A desproporção de forças era clara: enquanto o exército revolucionário contava com cerca de sete mil combatentes, as tropas federais do Exército e da Marinha mobilizaram 18 mil homens.

“Nem os bairros mais elegantes, como Campos Elíseos, Higienópolis, Cerqueira César e Santa Ifigênia foram poupados das bombas, embora em menor proporção do que os bairros operários, como Mooca, Brás e Ipiranga”, diz a professora Ilka, apontando para um foto que mostra os estragos em residências na rua Augusta.

“É um erro achar que apenas os bairros pobres foram atingidos. A cidade inteira foi bombardeada”, completa a historiadora, cujo livro foca os efeitos da guerra urbana sobre a população.

“Foi um bombardeio terrificante, igual ao usado pelos alemães contra os belgas na Primeira Guerra Mundial. Trata-se da maior batalha urbana na América Latina”, diz o jornalista e pesquisador Moacir Assunção, autor do livro São Paulo Deve Ser Destruída: A História do Bombardeio à Capital na Revolta de 1924.

Segundo ele, um balanço posterior da prefeitura estimou em US$ 300 milhões os prejuízos à cidade por causa da guerra. Fábricas famosas, como o Cotonifício Crespi, a Companhia Antarctica e os biscoitos Duchen tiveram os prédios destruídos.

“Consta que os coveiros não davam conta de enterrar tantos cadáveres, levando seus familiares a sepultá-los nos quintais de suas próprias casas”, diz Ricardo Peres, professor de História do Colégio Presbiteriano Mackenzie.

Vencidos, cerca de três mil tenentes fugiram de São Paulo rumo ao interior e vagaram por meses até chegar ao Paraná onde, em abril de 1925, se juntaram a outros militares rebelados gaúchos liderados por Luis Carlos Prestes. O contingente deu início à Coluna Prestes, que percorreu mais de 25 mil quilômetros a pé por vários Estados do país.

“Meses depois do conflito, o governo estadual lançou um projeto de recuperação das áreas destruídas e se conseguiram recursos para reconstruir a Igreja da Glória, no Cambuci, e outros prédios públicos e particulares afetados”, diz Assunção.

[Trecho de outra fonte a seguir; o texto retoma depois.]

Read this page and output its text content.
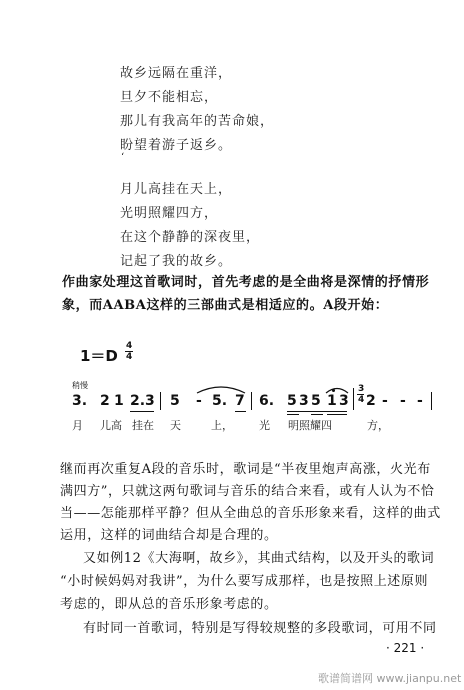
故乡远隔在重洋，
旦夕不能相忘，
那儿有我高年的苦命娘，
盼望着游子返乡。
‘
月儿高挂在天上，
光明照耀四方，
在这个静静的深夜里，
记起了我的故乡。
作曲家处理这首歌词时，首先考虑的是全曲将是深情的抒情形
象，而AABA这样的三部曲式是相适应的。A段开始：
1＝D
4
4
稍慢
3. 2 1 2. 3 5 - 5. 7 6. 5 3 5 1 3
3
4 2 - - -
月 儿高 挂在 天	上， 光 明照耀四	方，
继而再次重复A段的音乐时，歌词是“半夜里炮声高涨，火光布
满四方”，只就这两句歌词与音乐的结合来看，或有人认为不恰
当——怎能那样平静？但从全曲总的音乐形象来看，这样的曲式
运用，这样的词曲结合却是合理的。
又如例12《大海啊，故乡》，其曲式结构，以及开头的歌词
“小时候妈妈对我讲”，为什么要写成那样，也是按照上述原则
考虑的，即从总的音乐形象考虑的。
有时同一首歌词，特别是写得较规整的多段歌词，可用不同
· 221 ·
歌谱简谱网 www.jianpu.net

Entidades como a Associação Comercial de São Paulo e o prefeito Firmiano Pinto tiveram papel importante durante todo o conflito, tentando manter uma certa ordem entre a população organizando a venda e distribuição de gêneros de primeira necessidade e produtos como gasolina e carvão.

“O curioso é que depois eles foram repreendidos e ameaçados de processo pelo governo federal, que achava que eles tinham colaborado com os rebeldes, enquanto estavam apenas tentando dar um mínimo de organização ao caos que se instalou na cidade”, diz Ilka Cohen.

O legado do levante de 1924 é visto com ressalvas pelos estudiosos. Para Assunção, o movimento serviu apenas para aprofundar o estado policial e a perseguição política por parte do governo federal, que se estendeu pelos anos seguintes.

“A maior consequência foi a repressão que, a meu ver, iniciou um estado policial no país que ganhou mais força no Estado Novo. O Departamento de Ordem Política e Social (Dops), por exemplo, foi criado em 1924”, diz Assunção. Para a historiadora Ilka Cohen, pouco ficou como legado do movimento de 24.

“Foi um evento marcante na época, mas que acabou se restringindo aos acontecimentos do conflito.”

De concreto, restam alguns resquícios da Revolução de 1924 na cidade de São Paulo. O principal deles é a marca de tiro de canhão na chaminé da antiga usina de energia elétrica no bairro da Luz, que resiste como uma lembrança solitária da guerra urbana que colocou a maior cidade do Brasil de joelhos, há 95 anos.